Il pubblico potrà vivere per qualche ora un’esperienza dal sapore antico che richiama quel mondo passato che ancora oggi riesce a risvegliare l’anima, scaldando il cuore.
Dal post Facebook di Nadia: Come dice il “mio” Aurelio: “Corriamo, non ci fermiamo, compriamo, spendiamo, calpestiamo il prossimo e poi finiamo per chiudere gli occhi per sempre. Cosa ci resta? Nulla. Il buio assoluto. E non ci rendiamo conto che la vita stessa è un sogno”.
Venerdì 27 marzo 2026, Giornata Mondiale del Teatro, è andato in scena, alla Piccola Fenice, lo spettacolo “La vita è come un sogno”, un progetto al quale ho creduto molto, che ha iniziato a prendere vita nella mia mente nel 2024 e che con il sostegno di Matteo Firmi e della Civica Orchestra di Fiati “G. Verdi” – Città di Trieste è diventato realtà.
Ho voluto raccontare attraverso un “sogno” la bellezza della vita che sta nelle piccole cose, i ricordi di infanzia e l’essenza di tre grandi compositori d’operetta – Franz Lehár, Johann Strauss (figlio), Emmerich Kálmán – che con i loro lavori ci hanno regalato gioia e continuano a farlo a distanza di secoli. Un viaggio dal sapore mitteleuropeo in uno spazio e in un tempo non definiti, ma dove la passione per la vita, diventa nutrimento per l’anima.
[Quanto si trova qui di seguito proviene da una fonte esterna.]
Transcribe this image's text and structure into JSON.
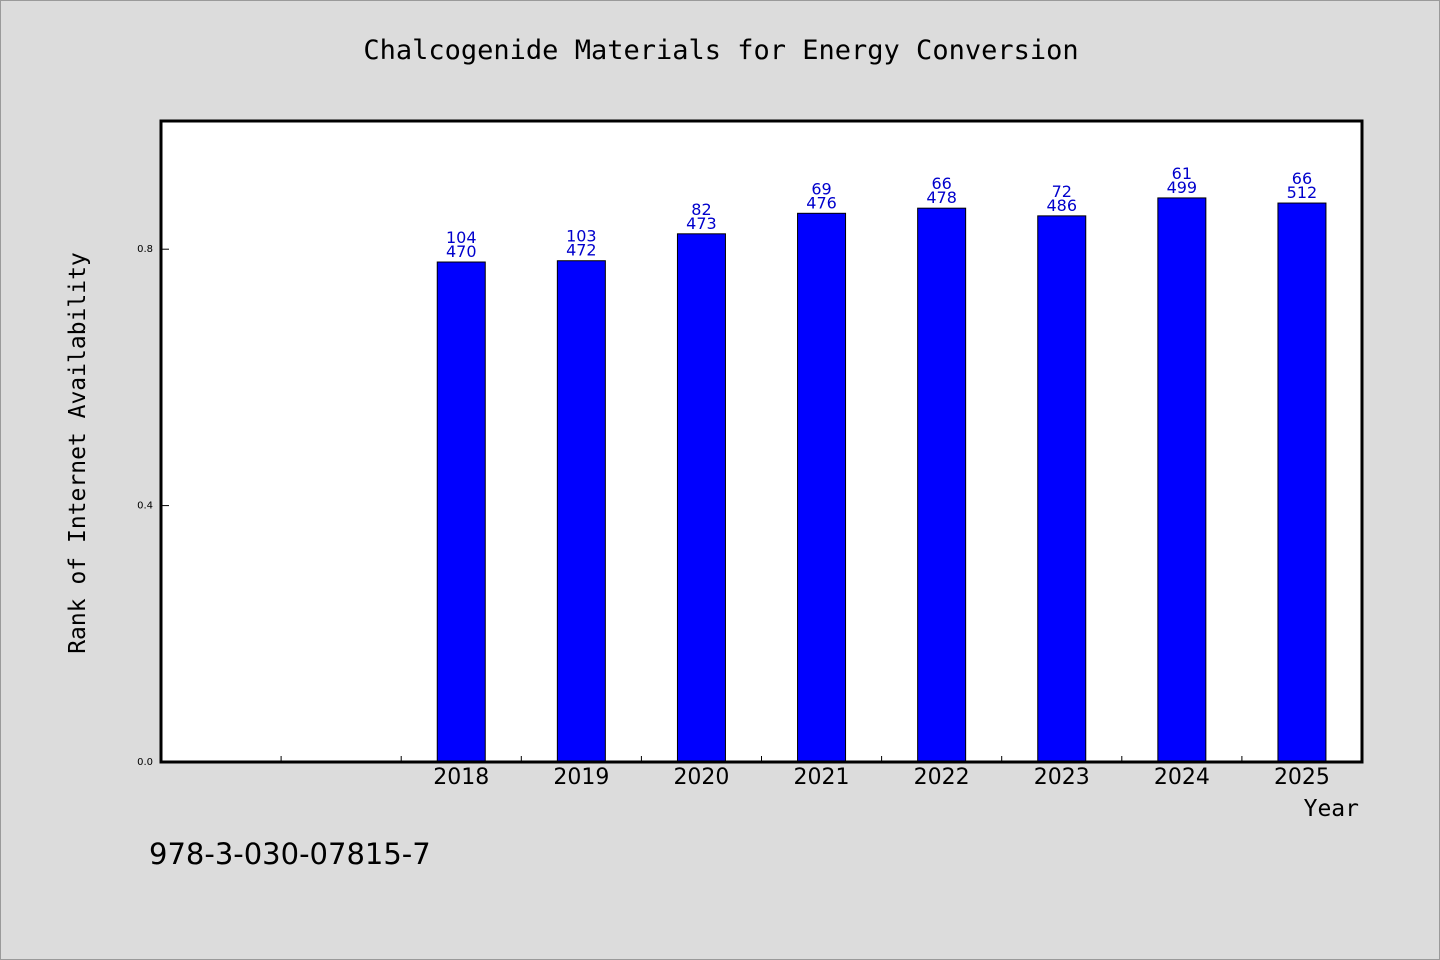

Nonostante le difficoltà, che fanno parte di questo percorso terreno, questi tre grandi compositori – prima di tutto essere umani – sono riusciti a cogliere la magia della vita, nascosta nelle sfumature della quotidianità.
Il Maestro Matteo Firmi, per questo spettacolo che ho scritto, ha composto un’ouverture capace di regalarci quell’atmosfera sognante che avvolge il cuore. Julian Sgherla ha interpretato con accuratezza Aurelio e i tre compositori. Accanto a lui, Ilaria Zanetti che ha colorato i tre personaggi (governante, vicina di casa, studentessa) con frizzante energia, regalando al pubblico anche alcune celebri arie d’operetta, eseguite musicalmente dall’ensemble della Civica, preziosa presenza.
Come ho anticipato ieri sera, quest’atmosfera da “Mitteleuropa” la potrete respirare dal 21 aprile al 26 aprile al TriBu.City Fest, la prima edizione della settimana mitteleuropea che lega Trieste-Vienna-Budapest. Inizierà il 21, giorno della nascita di Giorgio Pressburger che mi ha ispirato questo sogno.
Grazie a tutti quelli che hanno lavorato a questo progetto, anche chi è stato dietro le quinte: Simone Starace, Maurizio Bressan, Arianna Gregorat. Infine un enorme grazie anche al pubblico che ha seguito con interesse lo spettacolo!
Mi ha fatto tanto piacere vedere volti familiari come quelli di Andrea Binetti e Patrizia Addis, che l’operetta la portano nel cuore; Roberta Valle, dell’Associazione Ternova; il Consigliere regionale e Segretario di presidenza Michele Lobianco; il Segretario Generale della Fondazione CRTrieste Paolo Santangelo; il mezzosoprano Sibilla Serafini; la professoressa Pina Cerminara; lo scrittore Massimiliano Alberti; l’organizzatore dei “Duetti di novembre” Enzo Semeraro, Daniela e David La Terra Maggiore e tanti altri!